June 9, 2020
Australian companies fall short on ESG according to new Refinitiv report
Report highlights that companies are setting emission policies without delivering on targets
Sydney – Refinitiv has today released the findings of Financing a Sustainable Future in Australia, a new report which looks at the environmental performance of Australian companies compared to global peers.
The report finds that Australia’s largest companies are well below their global peers in reporting on environmental sustainability. Australia’s average environmental pillar score is 45.36, well below the global average of 59.6 and behind regional peers, such as Hong Kong (70.06), South Korea (64.57) and India (63.12). These environmental scores are based on performance across three themes: emissions, resource use and innovation.
With a breakdown of the average environmental pillar score for each Australian business sector the report reveals some areas of improvement. The top three sectors are banking and investment services with 59.04 (up from 50.13 in 2014), insurance 57.37 (up from 44.27 in 2014), and telecommunications 55.07 (up from 39.04 in 2014).
Intention – Action Gap
While almost two-thirds (63%) of global companies have a policy to reduce emissions, up from 56% five years earlier, the report reveals only one-third of companies (35%) have specific reduction targets around emissions, indicating companies are setting policies without back up intentions.
Elena Philipova, Refinitiv’s Global Director of ESG, says we are also seeing this same emissions intention gap in Australia. “The number of companies with emissions policies in Australia have jumped from just over a third (31%) in 2014 to almost half (46%) in 2018. However, the number of companies with specific reduction target emissions has remained relatively stable with only a 7% increase (12% in 2014 to 19% in 2018).”
Waste not, want not
Waste and recycling activities are undertaken by almost 16% of companies in Australia, up slightly from 11% in 2014. Real estate, banking and investment services, and chemical companies are the sectors most likely to undertake these activities.
There has been an increase in the number of companies with resource reduction policies: 65% of Australian companies have these initiatives in 2018, up from 55% in 2014. However, Australia lags global trends in resource reduction policy, with more than three-quarters (78%) of global companies implementing such policies.
Globally water is acknowledged as the world’s most precious resource and in recognition of this, the report highlights that in the past five years there has been a 25% increase in global companies with water efficiency policies while 34% of companies are setting specific water efficiency targets.

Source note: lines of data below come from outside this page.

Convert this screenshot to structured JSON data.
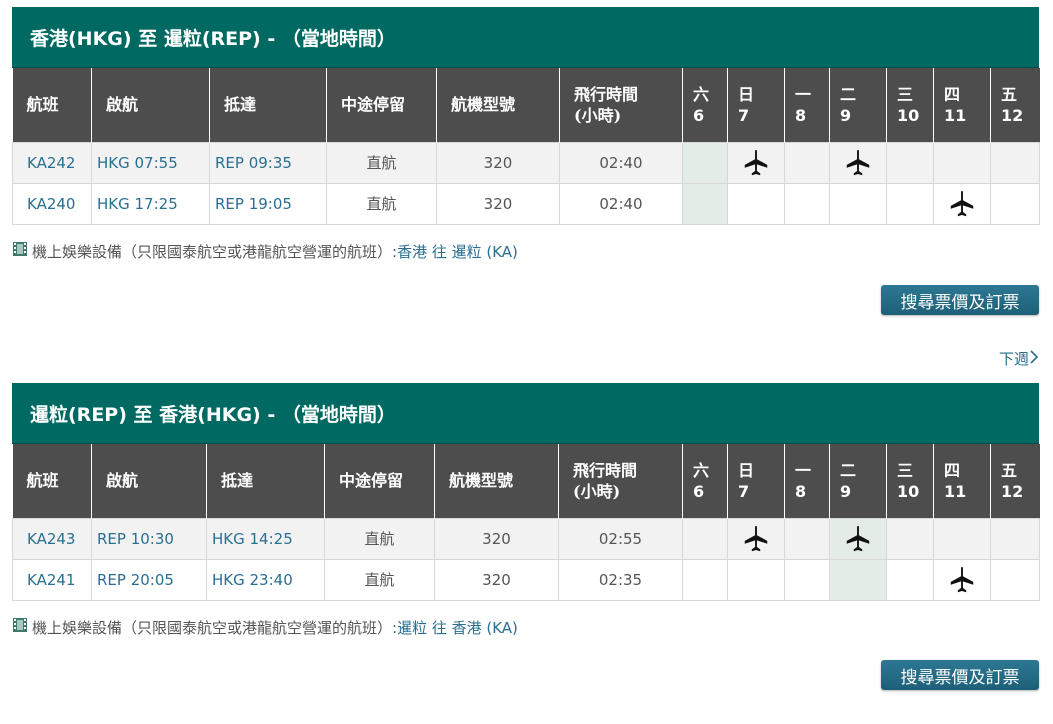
{
  "sections": [
    {
      "title": "香港(HKG) 至 暹粒(REP) - （當地時間）",
      "headers": {
        "flight": "航班",
        "depart": "啟航",
        "arrive": "抵達",
        "stops": "中途停留",
        "aircraft": "航機型號",
        "duration": "飛行時間(小時)",
        "duration_line1": "飛行時間",
        "duration_line2": "(小時)"
      },
      "days": [
        {
          "name": "六",
          "num": "6"
        },
        {
          "name": "日",
          "num": "7"
        },
        {
          "name": "一",
          "num": "8"
        },
        {
          "name": "二",
          "num": "9"
        },
        {
          "name": "三",
          "num": "10"
        },
        {
          "name": "四",
          "num": "11"
        },
        {
          "name": "五",
          "num": "12"
        }
      ],
      "flights": [
        {
          "flight": "KA242",
          "depart": "HKG 07:55",
          "arrive": "REP 09:35",
          "stops": "直航",
          "aircraft": "320",
          "duration": "02:40",
          "operates": [
            false,
            true,
            false,
            true,
            false,
            false,
            false
          ],
          "today_index": 0
        },
        {
          "flight": "KA240",
          "depart": "HKG 17:25",
          "arrive": "REP 19:05",
          "stops": "直航",
          "aircraft": "320",
          "duration": "02:40",
          "operates": [
            false,
            false,
            false,
            false,
            false,
            true,
            false
          ],
          "today_index": 0
        }
      ],
      "ife_text": "機上娛樂設備（只限國泰航空或港龍航空營運的航班）:",
      "ife_link": "香港 往 暹粒 (KA)",
      "button": "搜尋票價及訂票"
    },
    {
      "title": "暹粒(REP) 至 香港(HKG) - （當地時間）",
      "headers": {
        "flight": "航班",
        "depart": "啟航",
        "arrive": "抵達",
        "stops": "中途停留",
        "aircraft": "航機型號",
        "duration": "飛行時間(小時)",
        "duration_line1": "飛行時間",
        "duration_line2": "(小時)"
      },
      "days": [
        {
          "name": "六",
          "num": "6"
        },
        {
          "name": "日",
          "num": "7"
        },
        {
          "name": "一",
          "num": "8"
        },
        {
          "name": "二",
          "num": "9"
        },
        {
          "name": "三",
          "num": "10"
        },
        {
          "name": "四",
          "num": "11"
        },
        {
          "name": "五",
          "num": "12"
        }
      ],
      "flights": [
        {
          "flight": "KA243",
          "depart": "REP 10:30",
          "arrive": "HKG 14:25",
          "stops": "直航",
          "aircraft": "320",
          "duration": "02:55",
          "operates": [
            false,
            true,
            false,
            true,
            false,
            false,
            false
          ],
          "today_index": 3
        },
        {
          "flight": "KA241",
          "depart": "REP 20:05",
          "arrive": "HKG 23:40",
          "stops": "直航",
          "aircraft": "320",
          "duration": "02:35",
          "operates": [
            false,
            false,
            false,
            false,
            false,
            true,
            false
          ],
          "today_index": 3
        }
      ],
      "ife_text": "機上娛樂設備（只限國泰航空或港龍航空營運的航班）:",
      "ife_link": "暹粒 往 香港 (KA)",
      "button": "搜尋票價及訂票"
    }
  ],
  "next_week": "下週",
  "icons": {
    "plane": "airplane-icon",
    "film": "film-icon",
    "chevron": "chevron-right-icon"
  },
  "colors": {
    "header_bar": "#006a62",
    "table_header": "#4d4d4d",
    "link": "#2a6f92",
    "button": "#1e5f78"
  }
}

After a protracted drought and a subsequent catastrophic bushfire season, Australians are aware of the importance of this resource, however the report found that slightly more than a third (36%) of companies have a water efficiency policy, with only 11% holding specific targets.
Philipova says that while the Refinitiv report highlights Australian companies have a long way to go in achieving better environmental performance metrics, future success will require a collaboration between the public and private sectors as well as mobilization of significant finances both in Australia and globally to succeed.
“The current COVID-19 pandemic has highlighted that ESG is not just a bull market phenomenon. We are now seeing that companies with better ESG risk profiles have outperformed the broad market since its February peak. Companies that focus on sustainability will be more resilient in downturns and better positioned to capture opportunities when economic activity resumes,” he says.
About the report
The Financing a Sustainable Future in Australia report is based on an analysis of Refinitiv’s latest ESG data. This data covers over 9,000 global companies representing 80% of global market capitalisation and includes 2,369 companies from Asia Pacific of which 283 are based in Australia. The Refinitiv ESG database covers more than 400 different ESG metrics with a history dating back to 2002. The environmental scores in the report are based on performance across three themes: emissions, resource use and innovation.